Seorang anak akan belajar hidup beriman karena dia telah melihat secara langsung teladan iman yang dilakukan oleh kedua orang tuanya setiap hari. Abraham memberikan pengajaran atau pendidikan secara langsung kepada Ishak anaknya bagaimana harus beriman kepada Allah waktu membawa Ishak ke gunung di tanah Moria untuk menjadi korban persembahan kepada Allah.

Proses sosialisasi yang dilakukan Abraham kepada anaknya Ishak adalah dengan menggunakan metode penjelasan waktu mereka berdua sedang bersama-sama berjalan menuju gunung Moria dan pertanyaan Ishak sebagai berikut: Bapa, di sini sudah ada api dan kayu bakar, tetapi dimana anak domba untuk korban bakaran itu? Jawaban iman Abraham adalah: Allah yang akan menyediakan anak domba untuk korban bakaran bagi-Nya anakku (Kejadian.22:1-19).

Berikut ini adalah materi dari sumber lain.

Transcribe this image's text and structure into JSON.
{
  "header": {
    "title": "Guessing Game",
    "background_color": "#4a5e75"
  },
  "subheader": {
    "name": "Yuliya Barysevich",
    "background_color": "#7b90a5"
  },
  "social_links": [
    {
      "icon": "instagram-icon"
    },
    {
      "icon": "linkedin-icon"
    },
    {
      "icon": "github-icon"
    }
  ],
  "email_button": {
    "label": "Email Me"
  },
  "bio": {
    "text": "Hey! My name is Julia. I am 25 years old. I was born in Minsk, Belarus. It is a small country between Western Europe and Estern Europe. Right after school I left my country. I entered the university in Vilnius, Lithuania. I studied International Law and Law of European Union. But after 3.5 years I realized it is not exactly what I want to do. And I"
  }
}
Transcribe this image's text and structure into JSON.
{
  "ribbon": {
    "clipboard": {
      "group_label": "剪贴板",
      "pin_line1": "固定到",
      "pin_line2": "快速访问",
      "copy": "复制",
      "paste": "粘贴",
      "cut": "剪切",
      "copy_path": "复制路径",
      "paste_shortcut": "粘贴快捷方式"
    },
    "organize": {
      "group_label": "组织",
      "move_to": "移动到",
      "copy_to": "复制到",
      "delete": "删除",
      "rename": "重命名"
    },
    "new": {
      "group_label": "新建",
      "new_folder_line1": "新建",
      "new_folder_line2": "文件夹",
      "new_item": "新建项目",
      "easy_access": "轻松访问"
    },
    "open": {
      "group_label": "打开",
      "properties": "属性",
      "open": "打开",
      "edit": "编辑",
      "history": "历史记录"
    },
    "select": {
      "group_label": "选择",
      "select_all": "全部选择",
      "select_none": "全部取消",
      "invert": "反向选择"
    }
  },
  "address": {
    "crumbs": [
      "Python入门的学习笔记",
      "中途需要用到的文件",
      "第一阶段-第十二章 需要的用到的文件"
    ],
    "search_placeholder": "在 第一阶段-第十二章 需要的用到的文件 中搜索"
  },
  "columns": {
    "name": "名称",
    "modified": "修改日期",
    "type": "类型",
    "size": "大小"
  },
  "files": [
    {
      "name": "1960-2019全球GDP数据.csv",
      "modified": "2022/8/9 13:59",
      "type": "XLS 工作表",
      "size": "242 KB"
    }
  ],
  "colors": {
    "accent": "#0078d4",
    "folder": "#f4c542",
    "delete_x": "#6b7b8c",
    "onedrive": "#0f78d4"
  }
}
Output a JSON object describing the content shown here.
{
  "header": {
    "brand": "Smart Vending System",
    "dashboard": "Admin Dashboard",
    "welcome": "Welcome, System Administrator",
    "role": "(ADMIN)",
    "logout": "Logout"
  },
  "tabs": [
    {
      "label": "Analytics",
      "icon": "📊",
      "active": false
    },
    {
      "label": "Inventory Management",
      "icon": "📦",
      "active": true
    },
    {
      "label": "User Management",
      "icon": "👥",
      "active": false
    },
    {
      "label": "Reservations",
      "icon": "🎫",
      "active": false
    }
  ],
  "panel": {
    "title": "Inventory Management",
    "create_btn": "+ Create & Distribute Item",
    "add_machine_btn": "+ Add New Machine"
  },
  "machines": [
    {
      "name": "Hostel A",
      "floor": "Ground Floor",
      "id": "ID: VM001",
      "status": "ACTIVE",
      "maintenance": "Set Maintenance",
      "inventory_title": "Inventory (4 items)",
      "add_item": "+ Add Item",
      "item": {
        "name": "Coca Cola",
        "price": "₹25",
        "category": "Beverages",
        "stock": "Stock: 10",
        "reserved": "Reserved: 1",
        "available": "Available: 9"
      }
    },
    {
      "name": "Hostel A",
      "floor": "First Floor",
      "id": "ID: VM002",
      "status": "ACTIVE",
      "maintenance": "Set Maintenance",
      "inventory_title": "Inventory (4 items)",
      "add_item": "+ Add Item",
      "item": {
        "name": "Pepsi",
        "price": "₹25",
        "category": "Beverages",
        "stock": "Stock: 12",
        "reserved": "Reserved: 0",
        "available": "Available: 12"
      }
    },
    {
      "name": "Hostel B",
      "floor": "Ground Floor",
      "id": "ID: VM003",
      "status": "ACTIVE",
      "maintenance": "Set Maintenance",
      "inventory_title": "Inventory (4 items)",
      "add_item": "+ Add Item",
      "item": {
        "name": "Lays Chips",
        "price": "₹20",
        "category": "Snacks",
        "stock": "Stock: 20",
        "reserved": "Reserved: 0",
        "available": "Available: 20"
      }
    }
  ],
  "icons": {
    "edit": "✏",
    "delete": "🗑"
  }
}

Dari sinilah iman Ishak mulai dibentuk, sehingga dengan iman juga dia tidak memberontak atau melawan ketika dia harus diikat oleh ayahnya Abraham dan dibaringkan di atas kayu bakar. Pada saat ini umur Ishak kira kira 25 tahun, sebagai seorang muda yang kuat pasti dia biasa melawan dengan apa yang sedang dilakukan ayahnya terhadap dirinya, tetapi dia taat kepada ayahnya dan percaya kepada apa yang telah dkatakan ayahnya kepadanya. Proses sosialisasi dalam keluarga Abraham terjadi secara terusmenerus, dengan demikian seluruh anggota keluarganya baik istri, anaknya Ishak dan bahkan kepala pelayanan rumah tangga Abraham Eliezer juga telah belajar teladan iman dari tuanya Abraham.

Di era globalisasi pada saat ini dengan segala peralatan elektronik yang semakin canggih akan membawa dampak yang positif dan negatif bagi perkembangan jiwa anak-anak. Di sini dituntut para orang tua Kristen untuk dapat melakukan antisipasi lebih dini, yaitu dengan cara mengadakan sosialisasi yang baik dalam keluarga atau dalam rumahnya sendiri.

Misalnya : orang tua dapat menjadi guru secara langsung bagi anak-anaknya, atau pendekatan secara individual, dengan demikian anak-anak dapat diajarkan berbagai macam pengatahuan dan ketrampilan melalui pemberian informasi, penjelasan secara langsung dari sumber yang benar dan dapat dipercaya yaitu orang tua mereka sendiri.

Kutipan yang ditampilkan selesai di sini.